Woher diese kommt, ist umstritten. Seine jüdische Identität erlebte mehrere Brüche, am Ende zerbrach der Maler leider ganz.
Mark Rothko (1903-1970). Untitled, 1969.
Öl auf Leinwand,
233,7 × 200,3 cm.
© 1998 Kate Rothko Prizel & Christopher Rothko/Bildrecht,
Wien, 2019.
Wenn man sich das Bild „Norham Castle Sunrise“ von William Turner anschaut, versteht man sehr gut, warum Mark Rothko seine Bilder in der Londoner Tate Gallery in der Nähe jener William Turners hängen wollte. Auf dem Turner-Bild aus 1845 hängt eine im Sonnenlicht extrem strahlende gelbe Farbwolke in der Luft, die weiter unten gespiegelt wird. Eine blaue, durchscheinende Farbtafel sieht beinahe quadratisch aus – das Schloss Norham? Abstrakte Kunst for Beginners? Vorne stehen noch ein paar seltsame Tierwesen in der Gegend umher. Turner: „Ich male realistisch.“ Rothko: „Ich male nicht abstrakt.“ Mark Rothkos berühmten Farbtafeln wird eine fast mystische Qualität zugeschrieben, sie scheinen eine eigenständige Aura mit starker Ausstrahlung zu besitzen. Der Kabbala-Forscher Gershom Sholem kritisierte aber die Begriffsverwendung „Aura“ bei seinem Freund Walter Benjamin in „Das Kunstwerk im Zeitalter seiner technischen Reproduzierbarkeit“, das Benjamin, schon in Armut gefallen, auf der Flucht vor den Nazis schrieb. Benjamin würde seine religiös-mystische Welt in die „materialistische“ Kunst-Theorie hineinschummeln, konstatierte Sholem. Bildern Rothkos wird zugesprochen, Menschen in starke Gefühlszustände bringen zu können. Wie diesen Einfluss benennen? Doch eine Art von Schöpfer-Energie? Er stelle sich weder auf die sakrale, noch auf die profane Seite, schrieb Mark Rothko selbst. Die Bemerkung könnte von Benjamin sein, der das aber nicht einmal in den Briefen an seinen Jugendfreund Sholem so einfach ausdrücken würde.
Blinde Fenster
In Russland wurden damals bei Pogromen ermordete Juden in Gruben geworfen, und Rothko benennt diesen rechteckigen Einfluss auf seine Gedankenwelt. Andererseits bezieht er sich immer wieder auf verschlossene oder doch geöffenete Türen oder Fenster, auf das Eingesperrtsein an sich. Zum Beispiel auf Architektur, die einen Menschen einsperrt, „so dass er nichts weiter tun kann als für immer mit dem Kopf an die Wand zu stossen“ (Rothko). Michelangelos Bibliothek mit ihren „blinden Fenstern“ faszinierte ihn. Licht öffnet. Farbe verschafft Platz. (Das erinnert mich natürlich sofort an mein Lieblingskunstwerk in Jerusalem: „Space That Sees“ von James Turrell aus 1992, in dem man in einem Raum sitzt, der nach oben weiss umrahmt als Quadrat offen ist - in den Himmel hinaus.)

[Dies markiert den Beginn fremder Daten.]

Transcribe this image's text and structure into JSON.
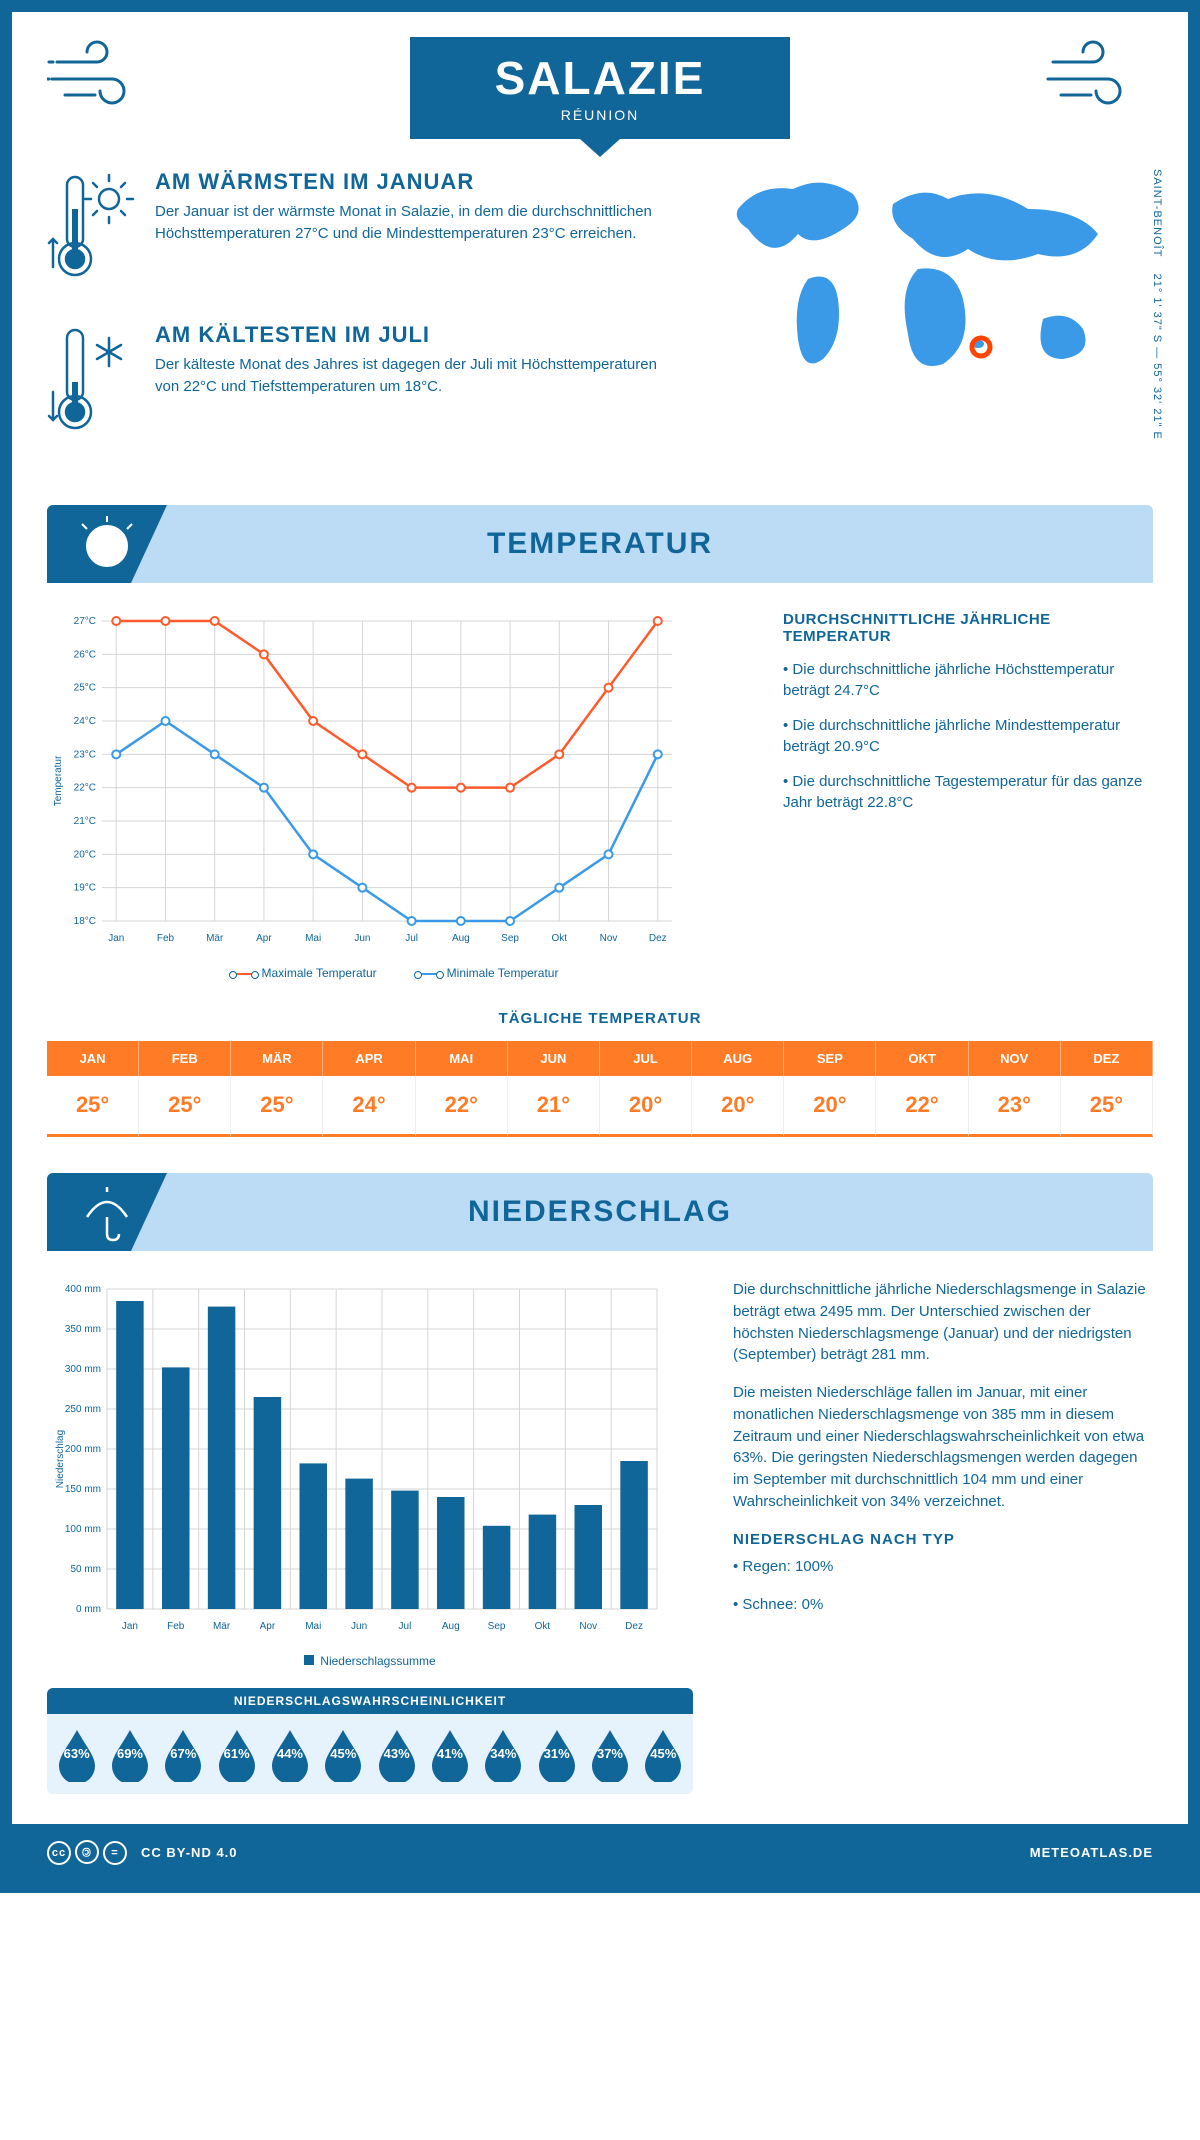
{
  "header": {
    "title": "SALAZIE",
    "subtitle": "RÉUNION",
    "coords": "21° 1' 37\" S — 55° 32' 21\" E",
    "coords_sub": "SAINT-BENOÎT"
  },
  "facts": {
    "warm": {
      "title": "AM WÄRMSTEN IM JANUAR",
      "text": "Der Januar ist der wärmste Monat in Salazie, in dem die durchschnittlichen Höchsttemperaturen 27°C und die Mindesttemperaturen 23°C erreichen."
    },
    "cold": {
      "title": "AM KÄLTESTEN IM JULI",
      "text": "Der kälteste Monat des Jahres ist dagegen der Juli mit Höchsttemperaturen von 22°C und Tiefsttemperaturen um 18°C."
    }
  },
  "months": [
    "Jan",
    "Feb",
    "Mär",
    "Apr",
    "Mai",
    "Jun",
    "Jul",
    "Aug",
    "Sep",
    "Okt",
    "Nov",
    "Dez"
  ],
  "months_uc": [
    "JAN",
    "FEB",
    "MÄR",
    "APR",
    "MAI",
    "JUN",
    "JUL",
    "AUG",
    "SEP",
    "OKT",
    "NOV",
    "DEZ"
  ],
  "temperature": {
    "section_title": "TEMPERATUR",
    "max": [
      27,
      27,
      27,
      26,
      24,
      23,
      22,
      22,
      22,
      23,
      25,
      27
    ],
    "min": [
      23,
      24,
      23,
      22,
      20,
      19,
      18,
      18,
      18,
      19,
      20,
      23
    ],
    "ymin": 18,
    "ymax": 27,
    "ytick": 1,
    "ylabel_suffix": "°C",
    "ylabel": "Temperatur",
    "colors": {
      "max": "#ff5a2b",
      "min": "#3a9ae8"
    },
    "legend": {
      "max": "Maximale Temperatur",
      "min": "Minimale Temperatur"
    },
    "facts_title": "DURCHSCHNITTLICHE JÄHRLICHE TEMPERATUR",
    "bullets": [
      "• Die durchschnittliche jährliche Höchsttemperatur beträgt 24.7°C",
      "• Die durchschnittliche jährliche Mindesttemperatur beträgt 20.9°C",
      "• Die durchschnittliche Tagestemperatur für das ganze Jahr beträgt 22.8°C"
    ],
    "daily_title": "TÄGLICHE TEMPERATUR",
    "daily": [
      "25°",
      "25°",
      "25°",
      "24°",
      "22°",
      "21°",
      "20°",
      "20°",
      "20°",
      "22°",
      "23°",
      "25°"
    ]
  },
  "precip": {
    "section_title": "NIEDERSCHLAG",
    "values": [
      385,
      302,
      378,
      265,
      182,
      163,
      148,
      140,
      104,
      118,
      130,
      185
    ],
    "ymin": 0,
    "ymax": 400,
    "ytick": 50,
    "ylabel_suffix": " mm",
    "ylabel": "Niederschlag",
    "legend": "Niederschlagssumme",
    "text1": "Die durchschnittliche jährliche Niederschlagsmenge in Salazie beträgt etwa 2495 mm. Der Unterschied zwischen der höchsten Niederschlagsmenge (Januar) und der niedrigsten (September) beträgt 281 mm.",
    "text2": "Die meisten Niederschläge fallen im Januar, mit einer monatlichen Niederschlagsmenge von 385 mm in diesem Zeitraum und einer Niederschlagswahrscheinlichkeit von etwa 63%. Die geringsten Niederschlagsmengen werden dagegen im September mit durchschnittlich 104 mm und einer Wahrscheinlichkeit von 34% verzeichnet.",
    "type_title": "NIEDERSCHLAG NACH TYP",
    "type_bullets": [
      "• Regen: 100%",
      "• Schnee: 0%"
    ],
    "prob_title": "NIEDERSCHLAGSWAHRSCHEINLICHKEIT",
    "prob": [
      "63%",
      "69%",
      "67%",
      "61%",
      "44%",
      "45%",
      "43%",
      "41%",
      "34%",
      "31%",
      "37%",
      "45%"
    ]
  },
  "footer": {
    "license": "CC BY-ND 4.0",
    "site": "METEOATLAS.DE"
  },
  "colors": {
    "primary": "#116699",
    "lightblue": "#bcdcf6",
    "orange": "#ff7b26",
    "orange_dk": "#ff5a2b",
    "skyblue": "#3a9ae8",
    "grid": "#d5d5d5"
  }
}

Liest man sich die Lebensgeschichten der Rothkos durch, so fällt eine Wiederholung des Schicksals von Grossvater, Vater und Sohn auf. Sohn Christopher, der erst sechs Jahre alt war, als sich sein Vater 1970 umbrachte, stellte nun selbst die Schau im Kunsthistorischen Museum Wien zusammen. Er scheint ein mutiger Mensch geworden zu sein, auch wenn seine junge Mutter bald nach dem Tod des Vaters ebenfalls starb. Seine Schwester Kate kämpfte mit betrügerischen Galeristen, denen Mark Rothko Bilder zu Verwaltung überlassen hatte. Eine Fehlentscheidung. „Kunst, die an eine scheinbare Leere gebunden ist und diese letztlich ausfüllt“, schreibt Christopher Rothko über seines Vaters Kunst. Er findet schon, dass die Bilder auf ihre Art religiös wären.
Mark Rothko (1903-1970). Untitled, 1950.
Öl auf Leinwand,
230,2 × 128,9 cm.
© 1998 Kate Rothko Prizel & Christopher Rothko/Bildrecht, Wien, 2019.
Farb-Brainspotting?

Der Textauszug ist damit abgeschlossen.